Ook de volgende passage baart ons zorgen: “de verantwoordelijkheid over de beslissingen moet worden (ervaren) als een verantwoordelijkheid van de organisatie. (…) Wat het team aangeeft in alle gesprekken is dat zij het gevoel hebben er alleen voor te staan binnen de organisatie”

  1. Wij nemen aan dat het College zich verantwoordelijk voelt voor de beslissingen die het team Jeugd en Wmo neemt?
  2. Wat heeft u gedaan om deze verantwoordelijkheid ook bij het management tot leven te brengen?
  3. Wat heeft u gedaan om deze zorgen bij de teams weg te nemen?

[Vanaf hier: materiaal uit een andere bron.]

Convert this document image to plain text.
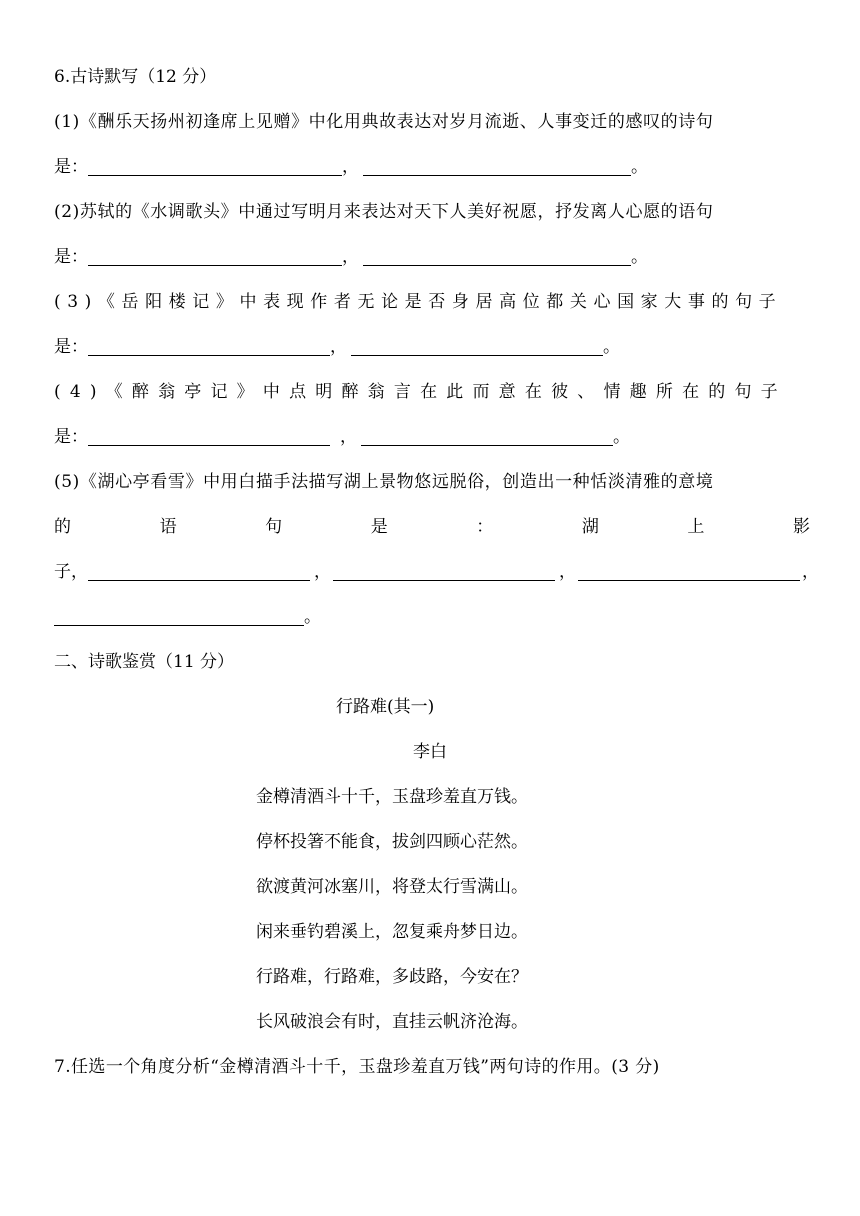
6.古诗默写（12 分）
(1)《酬乐天扬州初逢席上见赠》中化用典故表达对岁月流逝、人事变迁的感叹的诗句
是：	，	。
(2)苏轼的《水调歌头》中通过写明月来表达对天下人美好祝愿，抒发离人心愿的语句
是：	，	。
(3)《岳阳楼记》中表现作者无论是否身居高位都关心国家大事的句子
是：	，	。
(4)《醉翁亭记》中点明醉翁言在此而意在彼、情趣所在的句子
是：	，	。
(5)《湖心亭看雪》中用白描手法描写湖上景物悠远脱俗，创造出一种恬淡清雅的意境
的	语	句	是	：	湖	上	影
子，	，	，	，
。
二、诗歌鉴赏（11 分）
行路难(其一)
李白
金樽清酒斗十千，玉盘珍羞直万钱。
停杯投箸不能食，拔剑四顾心茫然。
欲渡黄河冰塞川，将登太行雪满山。
闲来垂钓碧溪上，忽复乘舟梦日边。
行路难，行路难，多歧路，今安在？
长风破浪会有时，直挂云帆济沧海。
7.任选一个角度分析“金樽清酒斗十千，玉盘珍羞直万钱”两句诗的作用。(3 分)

Schoolmaatschappelijk werk:

Uit het rapport blijkt ook dat u de samenwerking/aansturing op het schoolmaatschappelijk werk niet op orde krijgt binnen de regio. In het kader van de samenwerking binnen het sociaal domein, stellen wij u hierover de volgende vragen:

  1. Welke acties heeft u specifiek ondernomen om te komen tot samenwerking rondom het schoolmaatschappelijk werk?
  2. Heeft u overwogen om het schoolmaatschappelijk werk alleen in te zetten voor leerlingen uit Gulpen-Wittem? (en andere leerlingen door te verwijzen naar de betreffende gemeente?)
  3. Is het mogelijk om de ingezette uren door te factureren naar de betreffende gemeente?
  4. Is het mogelijk om een woonplaatsbeginsel toe te passen voor de inzet van het schoolmaatschappelijk werk?
  5. Welke acties gaat u nog ondernemen om te komen tot samenwerking rondom het schoolmaatschappelijk werk?

 Backoffice:

Uit het rapport blijkt dat de backoffice een essentiële rol speelt voor een goed functioneren van de toegangsteams. De backoffice is niet op orde en zorgt voor grote knelpunten en overbelasting van de teams, wij stellen u hierover de volgende vragen:

  1. Welke acties heeft u uitgezet om de aanbevelingen rondom de inrichting van de back-office op te volgen?
  2. Welke acties zijn/worden ingezet om de verbinding met de reguliere bedrijfsvoering te maken?
  3. Is de ureninzet in ‘neventaken’ door de toegang inmiddels afgenomen?
  4. Zijn daarmee het aantal productieve uren verhoogd?

 De beantwoording op bovenstaande vragen zien wij met belangstelling tegemoet, voor de behandeling van het Rekenkamerrapport in de gemeenteraad.